Basic Bike Riding Tips

Bike riding’s easy, right? You learned when you were six, and like they say, you never forget. It is easy, and as you get ready to ride again this year, remember these basics:

First, if going on a serious ride, drink regularly to replenish fluid lost by perspiration, and drink before you get thirsty. Down a 21-ounce (regular sized) water bottle an hour before you ride, another bottle for each hour of the ride, and a final bottle within an hour of your return.

Always ride with traffic, never into traffic. Why? Simple — riding with traffic reduces the speed differential between you and moving traffic, thus reducing the impact in an accident. Not to mention that bikes are expected to obey all traffic regulations the same as cars.

Basic Bike Riding Tips

Watch for car doors opening when riding past parked cars. City riders have horror stories about either throwing bikers or being thrown themselves. Drivers not watching for bicycles can surprise you with a sudden car door in your path, causing you to dart out into traffic or take a door in the face.

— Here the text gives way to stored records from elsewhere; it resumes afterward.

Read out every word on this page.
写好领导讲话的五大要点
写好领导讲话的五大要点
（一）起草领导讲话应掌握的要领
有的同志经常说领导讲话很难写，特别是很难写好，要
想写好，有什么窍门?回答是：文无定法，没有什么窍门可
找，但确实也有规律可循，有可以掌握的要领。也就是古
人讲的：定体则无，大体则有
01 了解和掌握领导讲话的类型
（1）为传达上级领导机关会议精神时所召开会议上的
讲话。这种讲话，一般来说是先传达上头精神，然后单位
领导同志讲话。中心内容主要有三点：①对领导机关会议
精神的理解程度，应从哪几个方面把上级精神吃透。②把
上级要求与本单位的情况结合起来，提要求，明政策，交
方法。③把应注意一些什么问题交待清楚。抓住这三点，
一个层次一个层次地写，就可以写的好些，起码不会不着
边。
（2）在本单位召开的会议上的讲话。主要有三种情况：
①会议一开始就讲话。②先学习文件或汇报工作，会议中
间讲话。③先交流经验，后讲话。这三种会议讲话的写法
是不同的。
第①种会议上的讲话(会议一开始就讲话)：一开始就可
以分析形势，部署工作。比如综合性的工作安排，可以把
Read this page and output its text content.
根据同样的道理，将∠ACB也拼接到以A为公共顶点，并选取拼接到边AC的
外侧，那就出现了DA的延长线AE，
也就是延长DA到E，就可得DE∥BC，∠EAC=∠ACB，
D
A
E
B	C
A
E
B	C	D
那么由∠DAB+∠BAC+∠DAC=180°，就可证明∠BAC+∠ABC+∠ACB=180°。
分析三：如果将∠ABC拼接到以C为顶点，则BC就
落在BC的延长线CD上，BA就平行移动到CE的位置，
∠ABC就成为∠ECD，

When riding in suburban areas, watch for hidden driveways until it becomes second nature. A great many bikers are injured from drivers not watching for bikes, so you have to be doubly careful.

When riding down steep hills, sit back in your seat, or hop off the seat and put your weight over the rear tire. The further back and lower you can get, the steeper the incline you can handle. Use both brakes to slow yourself down — and teach yourself to know without thinking which is the rear and which is the front brake. Some would say use the rear brake when slowing downhill, but the most effective way to slow down is using both brakes simultaneously. Using only one brake can lock the wheels, and using only the front brake will send you head over heels.

When riding uphill, don’t lean over the handle bars. Stay on the seat and shift into an easy gear, or stand up while keeping your weight over the pedals. Try to keep some weight over the rear tire or that tire will spin out, giving you less traction on the ground. Keep your weight distributed evenly to prevent both wheelies or loss of traction. Shifting to a low pedal gear with high pedal revolutions before actually hitting the hill maintains momentum.

When cornering, keep the pedal on the inside of the bend at the top of its stroke. Lean the bike into the curve and your body out.

For better off-road riding, riding over curbs and obstacles, unweight and lift your front tire over the obstacle, then smoothly shift your weight forward to allow the rear wheel to follow more easily.